Ordered that the order is affirmed insofar as appealed from, with costs.
The plaintiffs commenced the instant action against the defendants alleging that the defendant-appellant Martin Lacoff and the remaining defendants had breached an agreement arising from the plaintiffs' investment in a series of limited partnerships in natural gas and oil drilling programs. Lacoff was one of the general partners in certain of the drilling programs. The agreement underlying the litigation set forth a somewhat complex system of advances on partnership distributions. The defendants claimed that the plaintiffs' interests in the limited partnerships were dissolved when they were exchanged for units in a certain master limited partnership. They further claimed that, pursuant to paragraph 6 of the agreement, this transfer of interests terminated their obligations thereunder. On a prior appeal from an order denying the plaintiffs' motion for summary judgment in lieu of complaint pursuant to CPLR 3213, this court affirmed a finding that the agreement was not one for the payment of money only. This court further held that there were issues of fact related to the alleged transfer of the plaintiffs' limited partnership interests and whether the alleged transfer of interests operated to terminate the defendants' obligations under the agreement, which precluded the granting of summary judgment (see, Grossman v. Clarey, 133 A.D.2d 443).

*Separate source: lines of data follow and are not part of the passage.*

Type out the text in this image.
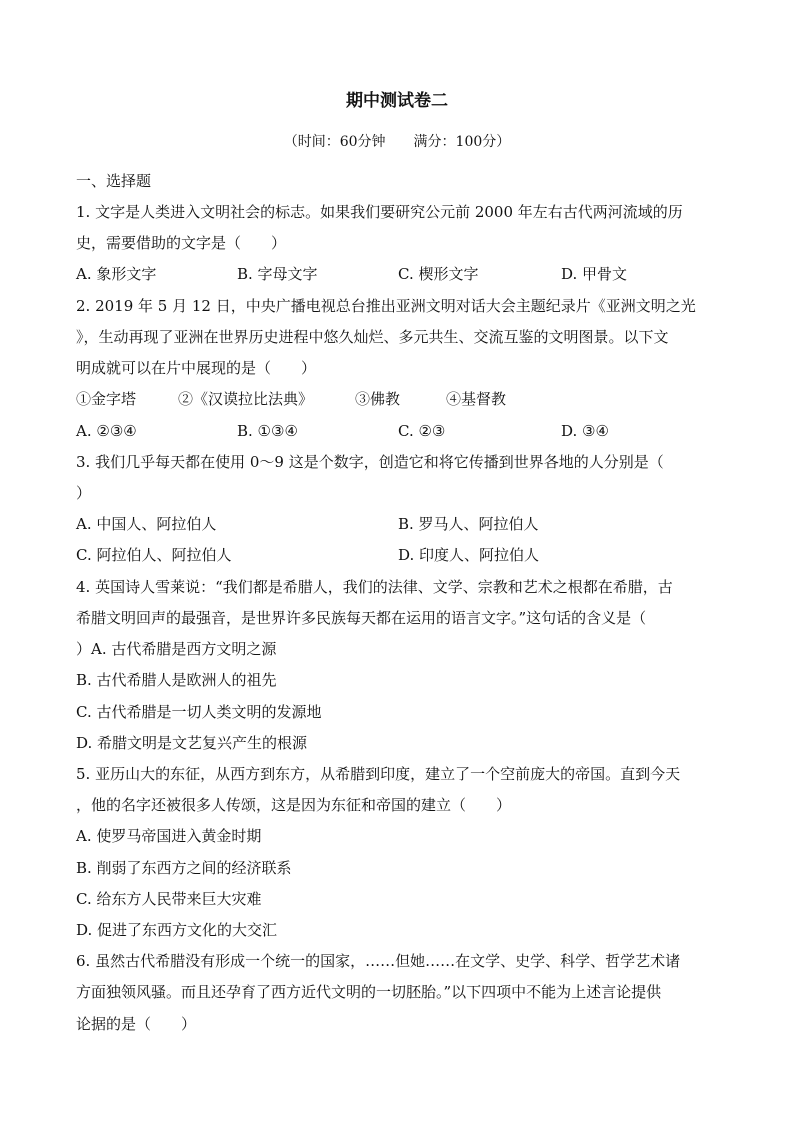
期中测试卷二
（时间：60分钟　　满分：100分）
一、选择题
1. 文字是人类进入文明社会的标志。如果我们要研究公元前 2000 年左右古代两河流域的历
史，需要借助的文字是（　　）
A. 象形文字	B. 字母文字	C. 楔形文字	D. 甲骨文
2. 2019 年 5 月 12 日，中央广播电视总台推出亚洲文明对话大会主题纪录片《亚洲文明之光
》，生动再现了亚洲在世界历史进程中悠久灿烂、多元共生、交流互鉴的文明图景。以下文
明成就可以在片中展现的是（　　）
①金字塔	②《汉谟拉比法典》	③佛教	④基督教
A. ②③④	B. ①③④	C. ②③	D. ③④
3. 我们几乎每天都在使用 0～9 这是个数字，创造它和将它传播到世界各地的人分别是（
）
A. 中国人、阿拉伯人	B. 罗马人、阿拉伯人
C. 阿拉伯人、阿拉伯人	D. 印度人、阿拉伯人
4. 英国诗人雪莱说：“我们都是希腊人，我们的法律、文学、宗教和艺术之根都在希腊，古
希腊文明回声的最强音，是世界许多民族每天都在运用的语言文字。”这句话的含义是（
）A. 古代希腊是西方文明之源
B. 古代希腊人是欧洲人的祖先
C. 古代希腊是一切人类文明的发源地
D. 希腊文明是文艺复兴产生的根源
5. 亚历山大的东征，从西方到东方，从希腊到印度，建立了一个空前庞大的帝国。直到今天
，他的名字还被很多人传颂，这是因为东征和帝国的建立（　　）
A. 使罗马帝国进入黄金时期
B. 削弱了东西方之间的经济联系
C. 给东方人民带来巨大灾难
D. 促进了东西方文化的大交汇
6. 虽然古代希腊没有形成一个统一的国家，……但她……在文学、史学、科学、哲学艺术诸
方面独领风骚。而且还孕育了西方近代文明的一切胚胎。”以下四项中不能为上述言论提供
论据的是（　　）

In his notice to produce, the appellant Lacoff sought the plaintiffs' tax returns for the period from 1981 to date. Upon the plaintiffs' failure to produce the requested returns, Lacoff moved, inter alia, to compel production. The Supreme Court denied that branch of Lacoff's motion. This appeal ensued.
The appellant contends that the tax returns are relevant to the character of the payments made under the agreement and to the issue of damages. In any event, Lacoff claims that by failing to timely move for a protective order and agreeing initially to comply with the notice for discovery and inspection the plaintiffs have waived any objections they may have.
We reject Lacoff's contention that the plaintiffs agreed to comply fully with the notice for discovery and inspection. In their response, the plaintiffs indicated that they were willing to provide documents "pertaining to * * * the interests at issue". Moreover, Lacoff's disclosure request is palpably improper because it seeks information of a confidential and private nature which does not appear relevant to the issues in the case (see, e.g., Spancrete Northeast v. Elite Assocs., 148 A.D.2d 694; Muller v. Sorensen, 138 A.D.2d 683). Thus, this court may review the propriety of the disclosure request notwithstanding the plaintiffs' failure to make a timely motion for a protective order (see, Spancrete Northeast v. Elite Assocs., supra).
Lacoff has not made a sufficiently strong showing that the information contained in the plaintiffs' tax returns is indispensable to this litigation and unavailable from other sources (see, Consentino v. Schwartz, 155 A.D.2d 640; Mayo, Lynch Assocs. v. Fine, 123 A.D.2d 607; Matthews Indus. Piping Co. v. Mobil Oil Corp., 114 A.D.2d 772). The issue raised with respect to the character of the payments made under the agreement is illusory. Rather the essential issues, as previously identified by this court (see, Grossman v. Clarey, supra), concern the alleged transfer of the plaintiffs' limited partnership interests, its affect on the defendants' obligation under the agreement, and the parties' intent with respect thereto. Lacoff has failed to demonstrate that inquiry into such issues could not be obtained through disclosure of other financial records of the plaintiffs or through deposition testimony (see, Mayo, Lynch Assocs. v. Fine, supra; see also, BRSW Assocs. v. Grace Co., 156 A.D.2d 249). Under the circumstances, the Supreme Court properly denied that branch of Lacoff's motion which was to compel production of the plaintiffs' personal income tax returns. Lawrence, J.P., Sullivan, Rosenblatt and Miller, JJ., concur.